ECONOMY

Euro periphery emerges as haven as bonds rise amid Ukraine feud

The euro area’s higher-yielding government bonds are emerging as a haven from emerging-market turmoil as the prospect of greater stimulus from the European Central Bank underpins demand for the securities.

Portuguese bonds outperformed their counterparts in the region Thursday, with 10-year yields falling to the lowest since December 2009. Irish and Italian yields touched record lows even as Ukraine accused Russia of fueling terrorism in its eastern provinces amid separatist unrest. The extra yield, or spread, that investors get for holding Italian 10-year debt instead of similar-maturity bunds shrank for a third day as Germany sold 3.4 billion euros ($4.7 billion) of the benchmark securities.

Less than two years after ECB President Mario Draghi deemed it necessary to pledge unlimited support for the euro-area’s most-indebted countries, investors that rejected those markets through the region’s debt crisis are turning back to them as the ECB considers expanding stimulus. Portugal’s borrowing costs fell to a nine-year low at a bill auction on Wednesday and Greece, whose debt load triggered the region’s sovereign turmoil, sold bonds last week for the first time since March 2010.

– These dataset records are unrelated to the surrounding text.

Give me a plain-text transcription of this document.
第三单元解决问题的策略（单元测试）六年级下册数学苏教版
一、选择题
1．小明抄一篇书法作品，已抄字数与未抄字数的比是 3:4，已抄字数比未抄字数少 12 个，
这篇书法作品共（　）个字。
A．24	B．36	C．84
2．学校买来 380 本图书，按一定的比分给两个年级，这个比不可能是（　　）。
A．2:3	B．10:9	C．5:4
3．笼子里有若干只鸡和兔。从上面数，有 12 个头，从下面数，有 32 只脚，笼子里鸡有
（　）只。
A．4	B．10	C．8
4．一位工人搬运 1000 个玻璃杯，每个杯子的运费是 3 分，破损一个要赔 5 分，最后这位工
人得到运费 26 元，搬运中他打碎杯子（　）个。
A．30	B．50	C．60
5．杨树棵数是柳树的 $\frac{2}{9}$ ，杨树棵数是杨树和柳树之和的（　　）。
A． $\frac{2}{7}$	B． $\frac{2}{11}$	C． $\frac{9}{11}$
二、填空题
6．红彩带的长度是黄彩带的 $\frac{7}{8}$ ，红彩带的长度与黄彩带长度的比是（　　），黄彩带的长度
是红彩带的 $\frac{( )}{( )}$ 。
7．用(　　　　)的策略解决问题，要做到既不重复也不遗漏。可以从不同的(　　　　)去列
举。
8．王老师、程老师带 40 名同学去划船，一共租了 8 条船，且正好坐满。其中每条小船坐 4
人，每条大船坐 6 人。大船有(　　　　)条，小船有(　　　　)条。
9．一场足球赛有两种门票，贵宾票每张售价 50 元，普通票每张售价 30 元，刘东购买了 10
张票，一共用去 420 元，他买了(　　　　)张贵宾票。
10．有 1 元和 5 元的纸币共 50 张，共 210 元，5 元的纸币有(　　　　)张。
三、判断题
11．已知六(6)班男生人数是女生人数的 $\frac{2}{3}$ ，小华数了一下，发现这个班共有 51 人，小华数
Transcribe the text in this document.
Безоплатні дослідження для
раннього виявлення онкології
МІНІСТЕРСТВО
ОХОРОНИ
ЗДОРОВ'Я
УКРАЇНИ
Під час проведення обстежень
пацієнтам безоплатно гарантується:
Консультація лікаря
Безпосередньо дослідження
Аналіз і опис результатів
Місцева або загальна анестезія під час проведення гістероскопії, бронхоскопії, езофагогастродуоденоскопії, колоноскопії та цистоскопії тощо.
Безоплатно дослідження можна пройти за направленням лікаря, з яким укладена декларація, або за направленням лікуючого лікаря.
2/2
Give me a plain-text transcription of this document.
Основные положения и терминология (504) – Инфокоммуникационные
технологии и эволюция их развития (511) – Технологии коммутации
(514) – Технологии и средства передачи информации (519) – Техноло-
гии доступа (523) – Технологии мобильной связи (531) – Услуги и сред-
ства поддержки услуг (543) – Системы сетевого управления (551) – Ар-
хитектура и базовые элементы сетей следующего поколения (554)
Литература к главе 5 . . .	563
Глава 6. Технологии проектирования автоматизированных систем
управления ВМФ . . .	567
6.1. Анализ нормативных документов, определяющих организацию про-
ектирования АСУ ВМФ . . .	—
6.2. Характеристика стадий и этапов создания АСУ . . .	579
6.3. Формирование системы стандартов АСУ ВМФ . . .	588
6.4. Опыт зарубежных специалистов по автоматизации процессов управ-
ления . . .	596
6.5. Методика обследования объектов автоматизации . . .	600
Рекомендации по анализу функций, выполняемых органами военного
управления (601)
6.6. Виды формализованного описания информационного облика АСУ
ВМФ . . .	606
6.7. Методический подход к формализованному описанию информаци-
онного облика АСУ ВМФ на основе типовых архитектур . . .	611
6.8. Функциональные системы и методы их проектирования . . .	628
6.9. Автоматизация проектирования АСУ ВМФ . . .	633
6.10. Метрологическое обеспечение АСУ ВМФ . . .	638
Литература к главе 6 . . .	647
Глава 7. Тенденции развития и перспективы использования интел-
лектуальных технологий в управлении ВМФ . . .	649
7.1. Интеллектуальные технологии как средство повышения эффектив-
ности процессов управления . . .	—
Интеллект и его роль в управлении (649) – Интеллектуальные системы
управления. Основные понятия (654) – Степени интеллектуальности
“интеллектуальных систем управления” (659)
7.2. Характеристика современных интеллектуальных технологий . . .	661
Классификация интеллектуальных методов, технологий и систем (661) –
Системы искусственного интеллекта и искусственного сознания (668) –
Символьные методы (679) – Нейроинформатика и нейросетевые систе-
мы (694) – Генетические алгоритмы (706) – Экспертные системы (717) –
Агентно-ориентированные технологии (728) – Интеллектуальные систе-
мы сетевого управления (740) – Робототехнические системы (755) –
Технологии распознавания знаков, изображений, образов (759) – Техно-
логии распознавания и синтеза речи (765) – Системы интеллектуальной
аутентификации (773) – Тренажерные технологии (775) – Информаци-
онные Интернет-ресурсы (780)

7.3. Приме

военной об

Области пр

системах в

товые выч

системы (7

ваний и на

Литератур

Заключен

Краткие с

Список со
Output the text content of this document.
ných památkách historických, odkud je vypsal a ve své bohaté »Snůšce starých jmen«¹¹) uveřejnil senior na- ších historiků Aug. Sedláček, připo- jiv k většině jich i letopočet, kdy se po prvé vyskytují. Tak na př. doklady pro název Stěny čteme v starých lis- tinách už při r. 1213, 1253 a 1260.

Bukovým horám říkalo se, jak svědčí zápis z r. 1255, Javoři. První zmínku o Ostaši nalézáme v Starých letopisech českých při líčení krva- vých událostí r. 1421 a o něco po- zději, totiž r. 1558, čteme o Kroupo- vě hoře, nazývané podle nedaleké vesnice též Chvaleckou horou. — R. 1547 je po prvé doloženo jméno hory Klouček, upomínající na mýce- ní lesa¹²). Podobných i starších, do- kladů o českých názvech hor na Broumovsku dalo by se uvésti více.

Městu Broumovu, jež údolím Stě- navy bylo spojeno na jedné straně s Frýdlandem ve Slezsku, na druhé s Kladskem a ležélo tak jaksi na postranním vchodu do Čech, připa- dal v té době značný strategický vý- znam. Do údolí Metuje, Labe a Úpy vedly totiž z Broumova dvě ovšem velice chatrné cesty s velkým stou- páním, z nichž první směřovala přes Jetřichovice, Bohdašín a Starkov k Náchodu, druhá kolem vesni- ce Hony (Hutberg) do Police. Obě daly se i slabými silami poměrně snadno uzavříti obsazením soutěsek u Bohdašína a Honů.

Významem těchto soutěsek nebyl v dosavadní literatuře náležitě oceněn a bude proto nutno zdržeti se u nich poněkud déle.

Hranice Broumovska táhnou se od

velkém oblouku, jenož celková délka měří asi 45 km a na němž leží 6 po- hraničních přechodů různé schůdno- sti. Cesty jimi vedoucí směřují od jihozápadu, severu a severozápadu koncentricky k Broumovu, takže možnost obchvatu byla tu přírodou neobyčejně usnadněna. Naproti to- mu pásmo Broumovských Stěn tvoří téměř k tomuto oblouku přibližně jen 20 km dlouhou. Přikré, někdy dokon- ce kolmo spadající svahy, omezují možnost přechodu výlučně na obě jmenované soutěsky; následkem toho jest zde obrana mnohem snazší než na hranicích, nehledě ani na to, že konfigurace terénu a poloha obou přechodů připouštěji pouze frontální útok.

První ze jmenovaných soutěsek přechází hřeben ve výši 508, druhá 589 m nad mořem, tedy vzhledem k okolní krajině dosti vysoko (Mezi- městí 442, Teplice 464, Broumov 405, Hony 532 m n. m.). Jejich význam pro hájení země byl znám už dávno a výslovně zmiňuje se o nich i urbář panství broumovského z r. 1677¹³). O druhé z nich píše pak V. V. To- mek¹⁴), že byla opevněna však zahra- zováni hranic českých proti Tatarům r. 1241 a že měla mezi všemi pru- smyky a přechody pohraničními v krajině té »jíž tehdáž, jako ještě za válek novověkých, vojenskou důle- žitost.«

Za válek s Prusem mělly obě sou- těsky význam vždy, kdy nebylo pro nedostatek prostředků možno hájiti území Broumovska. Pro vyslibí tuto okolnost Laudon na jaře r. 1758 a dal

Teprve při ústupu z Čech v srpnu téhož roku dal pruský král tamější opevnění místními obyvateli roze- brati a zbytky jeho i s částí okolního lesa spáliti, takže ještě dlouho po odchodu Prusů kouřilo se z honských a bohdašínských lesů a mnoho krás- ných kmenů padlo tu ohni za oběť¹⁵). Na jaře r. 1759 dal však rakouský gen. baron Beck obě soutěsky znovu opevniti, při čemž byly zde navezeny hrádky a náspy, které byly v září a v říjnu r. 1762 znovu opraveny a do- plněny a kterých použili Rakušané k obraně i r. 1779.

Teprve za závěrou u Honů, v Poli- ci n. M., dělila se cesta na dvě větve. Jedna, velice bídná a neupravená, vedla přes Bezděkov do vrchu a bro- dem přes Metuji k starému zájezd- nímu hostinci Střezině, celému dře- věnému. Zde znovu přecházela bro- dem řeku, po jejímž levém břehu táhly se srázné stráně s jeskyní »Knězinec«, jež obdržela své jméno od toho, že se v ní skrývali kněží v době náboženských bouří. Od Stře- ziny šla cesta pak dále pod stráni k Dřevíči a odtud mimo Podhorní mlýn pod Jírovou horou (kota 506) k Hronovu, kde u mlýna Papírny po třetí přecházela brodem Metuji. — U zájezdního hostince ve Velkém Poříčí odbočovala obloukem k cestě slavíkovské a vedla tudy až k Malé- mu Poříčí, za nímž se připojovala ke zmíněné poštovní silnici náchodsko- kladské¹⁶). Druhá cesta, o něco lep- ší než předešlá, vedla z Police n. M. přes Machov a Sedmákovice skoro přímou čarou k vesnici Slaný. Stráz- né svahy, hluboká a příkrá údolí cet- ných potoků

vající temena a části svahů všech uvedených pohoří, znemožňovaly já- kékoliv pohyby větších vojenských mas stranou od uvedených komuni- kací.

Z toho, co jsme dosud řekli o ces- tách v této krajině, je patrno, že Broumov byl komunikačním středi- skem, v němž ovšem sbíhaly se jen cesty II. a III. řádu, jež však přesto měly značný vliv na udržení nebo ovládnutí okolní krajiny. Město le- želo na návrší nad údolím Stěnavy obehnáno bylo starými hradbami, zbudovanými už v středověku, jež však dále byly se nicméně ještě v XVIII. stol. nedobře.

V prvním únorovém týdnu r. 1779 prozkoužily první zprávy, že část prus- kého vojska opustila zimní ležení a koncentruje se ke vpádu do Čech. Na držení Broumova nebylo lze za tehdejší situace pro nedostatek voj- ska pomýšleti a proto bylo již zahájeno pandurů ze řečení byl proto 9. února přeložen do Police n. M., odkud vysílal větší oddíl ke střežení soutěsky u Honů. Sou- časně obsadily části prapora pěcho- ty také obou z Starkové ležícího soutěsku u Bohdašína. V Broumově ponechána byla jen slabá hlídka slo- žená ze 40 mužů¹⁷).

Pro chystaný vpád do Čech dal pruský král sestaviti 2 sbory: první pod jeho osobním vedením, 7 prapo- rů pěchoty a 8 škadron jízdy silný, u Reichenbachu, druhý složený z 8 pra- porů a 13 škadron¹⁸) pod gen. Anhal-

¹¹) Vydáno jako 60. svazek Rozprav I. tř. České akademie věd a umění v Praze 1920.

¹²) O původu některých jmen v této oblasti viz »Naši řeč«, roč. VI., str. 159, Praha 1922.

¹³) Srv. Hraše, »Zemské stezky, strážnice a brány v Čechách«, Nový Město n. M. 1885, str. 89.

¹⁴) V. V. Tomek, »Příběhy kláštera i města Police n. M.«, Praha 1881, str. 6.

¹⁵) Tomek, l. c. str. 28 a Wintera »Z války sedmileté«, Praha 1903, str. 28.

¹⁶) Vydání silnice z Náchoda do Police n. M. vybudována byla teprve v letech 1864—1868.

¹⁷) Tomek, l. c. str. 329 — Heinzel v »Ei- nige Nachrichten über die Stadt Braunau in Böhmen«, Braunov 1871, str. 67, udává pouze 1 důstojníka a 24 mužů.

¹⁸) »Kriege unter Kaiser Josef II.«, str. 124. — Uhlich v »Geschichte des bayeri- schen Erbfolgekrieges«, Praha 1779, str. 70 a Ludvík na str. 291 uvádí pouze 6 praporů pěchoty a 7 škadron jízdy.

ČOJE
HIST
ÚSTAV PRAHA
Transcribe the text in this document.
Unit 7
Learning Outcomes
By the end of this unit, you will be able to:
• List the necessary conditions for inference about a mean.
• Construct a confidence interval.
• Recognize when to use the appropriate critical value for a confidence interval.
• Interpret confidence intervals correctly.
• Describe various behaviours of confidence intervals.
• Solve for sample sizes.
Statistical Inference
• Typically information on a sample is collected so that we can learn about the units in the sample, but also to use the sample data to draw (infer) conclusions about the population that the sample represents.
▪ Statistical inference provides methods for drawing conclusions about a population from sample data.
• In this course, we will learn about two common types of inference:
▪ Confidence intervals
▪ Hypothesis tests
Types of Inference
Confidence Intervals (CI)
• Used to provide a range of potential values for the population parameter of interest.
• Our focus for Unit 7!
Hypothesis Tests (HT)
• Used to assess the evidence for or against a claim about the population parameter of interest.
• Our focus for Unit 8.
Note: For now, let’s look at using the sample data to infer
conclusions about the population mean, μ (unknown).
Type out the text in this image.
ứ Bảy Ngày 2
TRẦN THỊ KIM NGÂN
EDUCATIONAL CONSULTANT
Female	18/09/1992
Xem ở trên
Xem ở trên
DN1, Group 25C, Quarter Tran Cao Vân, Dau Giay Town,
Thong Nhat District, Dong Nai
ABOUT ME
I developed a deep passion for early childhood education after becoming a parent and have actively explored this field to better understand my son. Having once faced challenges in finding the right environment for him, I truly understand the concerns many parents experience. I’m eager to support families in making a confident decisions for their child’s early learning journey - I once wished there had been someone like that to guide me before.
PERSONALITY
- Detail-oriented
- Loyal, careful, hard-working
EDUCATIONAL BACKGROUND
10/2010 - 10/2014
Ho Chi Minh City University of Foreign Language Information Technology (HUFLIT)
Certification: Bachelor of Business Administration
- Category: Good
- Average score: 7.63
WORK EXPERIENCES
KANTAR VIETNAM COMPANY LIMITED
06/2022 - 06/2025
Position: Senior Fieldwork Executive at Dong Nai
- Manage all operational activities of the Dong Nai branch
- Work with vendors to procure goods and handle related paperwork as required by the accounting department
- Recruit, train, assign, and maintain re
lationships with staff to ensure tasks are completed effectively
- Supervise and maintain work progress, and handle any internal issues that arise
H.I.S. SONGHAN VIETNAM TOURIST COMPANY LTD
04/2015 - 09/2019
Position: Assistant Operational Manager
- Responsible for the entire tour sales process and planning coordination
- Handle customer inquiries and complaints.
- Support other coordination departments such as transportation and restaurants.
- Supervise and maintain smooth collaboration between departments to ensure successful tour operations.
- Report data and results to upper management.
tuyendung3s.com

“It’s a sign of confidence when you get the periphery rallying when there is a flight to quality,” said Orlando Green, a fixed-income strategist at Credit Agricole SA’s corporate and investment bank unit in London. “Investors do want yields, but nonetheless they will still be selective of what assets to go for. The periphery is one of them they think is safe enough and offers the best risk-reward trade.”

Portugal’s 10-year yield fell 12 basis points, or 0.12 percentage point, to 3.74 percent at 12:19 p.m. London time. That’s down from a record of more than 18 percent set in January 2012 as the debt crisis provoked concern the euro area would splinter. The 5.65 percent bond maturing in February 2024 gained 1.085, or 10.85 euros per 1,000-euro face amount, to 115.40.

Rates on Irish securities with a similar maturity were little changed at 2.86 percent, having fallen earlier on Wednesday to 2.85 percent, the least since Bloomberg began collecting the data in 1991.

Draghi’s promise of a backstop is combining with speculation that policy makers will expand monetary stimulus to buoy bonds that investors shunned during the debt crisis. Ewald Nowotny, who also sits on the ECB’s governing council, last week identified June as a potential trigger point for easing policy further and said officials will discuss whether to embark on a debt-purchase program.

“The outlook for the periphery remains bright with the main driver being monetary policy,” said Luca Cazzulani, a senior fixed-income strategist at UniCredit SpA in Milan. “When it comes to what will happen in the next month or two, a lot will depend on how the ECB decides to continue with its monetary policy path and even more with its rhetoric.”

Italy’s 10-year yield slipped one basis point to 3.10 percent and reached 3.09 percent, the lowest since Bloomberg started collecting the data in 1993. The yield spread to bunds narrowed three basis points to 1.61 percentage point. Spain’s 10-year yield was at 3.07 percent, the lowest since September 2005.

Portuguese government bonds have returned 1.3 percent from the end of March through Tuesday, while their Irish counterparts earned 1.2 percent, according to Bloomberg World Bond Indexes. Investors who put money in the Stoxx Europe 600 Index in that period lost 2 percent including reinvested dividends, according to data compiled by Bloomberg,

“Peripherals remain very robust,” Michael Leister, a senior fixed-income strategist at Commerzbank AG in London, wrote in a note to clients dated Thursday. “Peripherals trade increasingly immune to swings in overall risk sentiment, decoupling from the sharp correction on equity markets over the past sessions.”

Demand for European bonds was boosted today as a report confirmed that the annual inflation rate in the euro area was 0.5 percent last month, the slowest in four years, matching a the median prediction from a Bloomberg survey. That’s a quarter of the ECB’s target, strengthening the prospects of policy makers in Frankfurt adopting more stimulus.

The spreads will continue to tighten as investors flee emerging-market turmoil by buying assets in the euro area, Peter Schaffrik, head of European rates strategy at Royal Bank of Canada in London, wrote in a client note.

“If there are any dangers for the European economies, it appears more likely that the ECB will act and ease policy further,” Schaffrik wrote on Wednesday. “This essentially prevents European peripheral assets from trading like a proper risky asset and thus trade stronger despite equity, emerging-market currency weakness.”

The yield difference between Spanish and German 10-year narrowed four basis points to 158 basis points, from almost 6.5 percentage points in July 2012.

Germany’s 10-year yield increased two basis points to 1.49 percent. Tuesday’s 1.47 percent close was the lowest since May.

Germany sold benchmark bunds maturing in February 2024 at an average yield of 1.49 percent on Wednesday. That’s down from 1.58 percent when the country last sold 10-year debt on March 19.

Portugal allotted 12-month bills at an average yield of 0.597 percent, down from 0.602 percent at a previous auction on March 19 and the lowest rate since Bloomberg began compiling data in March 2005.